On Sat, 21 Apr 2007, Junio C Hamano wrote:
I know this is controversial, but here is a small four patch
series to let you insert arbitrary external filter in checkin
and checkout codepath.
[PATCH 1/4] Simplify calling of CR/LF conversion routines
[PATCH 2/4] convert.c: restructure the attribute checking part.
[PATCH 3/4] lockfile: record the primary process.
[PATCH 4/4] Add 'filter' attribute and external filter driver definition.
[1/4] is Alex's earlier patch, rebased on top of 'next'.
[3/4] is necessary for the series because otherwise 'git add'
would not work with any external filter, but the change is
applicable to 'master'.
[4/4] is the body of the change. I wanted to like run-command.h
process spawning infrastructure, but I suspect I did not use it
optimally.

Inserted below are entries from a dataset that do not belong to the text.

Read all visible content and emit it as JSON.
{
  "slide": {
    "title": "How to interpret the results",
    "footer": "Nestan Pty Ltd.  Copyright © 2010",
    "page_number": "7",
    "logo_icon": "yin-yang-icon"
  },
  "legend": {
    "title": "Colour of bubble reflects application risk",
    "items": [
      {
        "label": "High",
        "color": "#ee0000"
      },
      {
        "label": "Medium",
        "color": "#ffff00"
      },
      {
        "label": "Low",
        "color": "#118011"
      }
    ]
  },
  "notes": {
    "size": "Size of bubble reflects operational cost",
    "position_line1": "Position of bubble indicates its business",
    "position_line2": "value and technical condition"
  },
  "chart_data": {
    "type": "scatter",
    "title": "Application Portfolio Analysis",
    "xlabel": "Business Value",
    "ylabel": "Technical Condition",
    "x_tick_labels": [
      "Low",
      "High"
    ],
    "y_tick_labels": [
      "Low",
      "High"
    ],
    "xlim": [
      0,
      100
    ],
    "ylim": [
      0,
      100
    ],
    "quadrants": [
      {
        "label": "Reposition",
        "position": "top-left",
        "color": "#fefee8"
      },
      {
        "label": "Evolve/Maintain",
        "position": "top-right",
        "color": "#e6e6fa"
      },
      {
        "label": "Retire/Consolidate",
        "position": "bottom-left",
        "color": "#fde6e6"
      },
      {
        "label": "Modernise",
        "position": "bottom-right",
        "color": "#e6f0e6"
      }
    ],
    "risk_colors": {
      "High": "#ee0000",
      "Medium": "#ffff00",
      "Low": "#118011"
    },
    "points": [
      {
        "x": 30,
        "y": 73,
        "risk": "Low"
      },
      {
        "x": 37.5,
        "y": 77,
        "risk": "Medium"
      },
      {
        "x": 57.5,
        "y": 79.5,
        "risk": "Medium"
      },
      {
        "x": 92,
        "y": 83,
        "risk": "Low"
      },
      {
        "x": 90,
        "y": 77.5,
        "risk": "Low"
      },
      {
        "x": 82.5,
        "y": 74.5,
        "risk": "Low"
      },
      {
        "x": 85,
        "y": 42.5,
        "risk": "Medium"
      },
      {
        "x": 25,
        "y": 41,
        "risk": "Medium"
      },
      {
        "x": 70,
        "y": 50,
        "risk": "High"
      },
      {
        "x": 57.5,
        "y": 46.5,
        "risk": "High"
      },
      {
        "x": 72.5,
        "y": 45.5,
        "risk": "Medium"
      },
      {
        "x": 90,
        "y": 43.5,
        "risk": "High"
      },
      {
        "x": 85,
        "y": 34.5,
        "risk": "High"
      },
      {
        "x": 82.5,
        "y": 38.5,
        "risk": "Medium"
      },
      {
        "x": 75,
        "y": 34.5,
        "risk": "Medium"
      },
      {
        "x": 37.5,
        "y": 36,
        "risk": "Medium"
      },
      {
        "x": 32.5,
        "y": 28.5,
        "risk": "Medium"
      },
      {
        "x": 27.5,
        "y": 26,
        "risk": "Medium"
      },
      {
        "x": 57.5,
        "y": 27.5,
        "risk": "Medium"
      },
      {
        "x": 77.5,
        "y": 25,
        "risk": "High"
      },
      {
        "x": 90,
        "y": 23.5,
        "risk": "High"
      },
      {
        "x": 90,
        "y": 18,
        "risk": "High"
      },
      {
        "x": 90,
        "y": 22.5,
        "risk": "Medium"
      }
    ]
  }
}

People who were more involved in its evolution
hopefully have suggestions for better use of it.
thanks for doing this.
from other discussions on the subject I was under the impression that in some
cases git commands would look at the file in the working directory instead of
extracing it from the object blob if the index and timestamp indicated that the
file had not been changed.
with an external filter in use this is not a safe thing to do and that needs to
be disabled if gitattributes specifies an external filter (and possibly if
gitattributes specifies crlf)
this brings up a potential performance problem. if you have to look for
.gitattributes in all parent directories for each file manipulation tha may want
to use the working tree optimization, you can end up with a lot fo time wasted
in just looking up non-existant files (or in finding files and parseing them).
Apache has this problem with their .htaccess files wher eyou can get a pretty
substantial performance boost by disabling them. it may be worth it to be able
to not use .gitattribute files, but only use the repository-wide gitattributes
file.
Finally, a how-to question
in my case I have two uses for this
1. a permission preserving filter.
This records the permissions on checking, sets them on checkout
2. host specific file munging for config files
I have a XML file that specifies what munging should be done for each host and
a perl script that does this munging
in both of these cases I have a config for the filter (the list of permissions
or the xml file defining the munging) that should be checked into the repository
as part of the commit
the problems I see are
1. the config file needs to be checked out before any files that go through the
filter so that the filter has it available to use
2. when checking in files there is a potential of having the config file change
between one addition to the index and another. Part of this is in the "well,
don't do that then catagory" of things, but for things like the permission
filter this is harder to do
if there is one master permission file then each file checkin could potentially
add/modify a line in it. as long as lines related to other files aren't changed
you could re-add it to the index, overriding the prior version.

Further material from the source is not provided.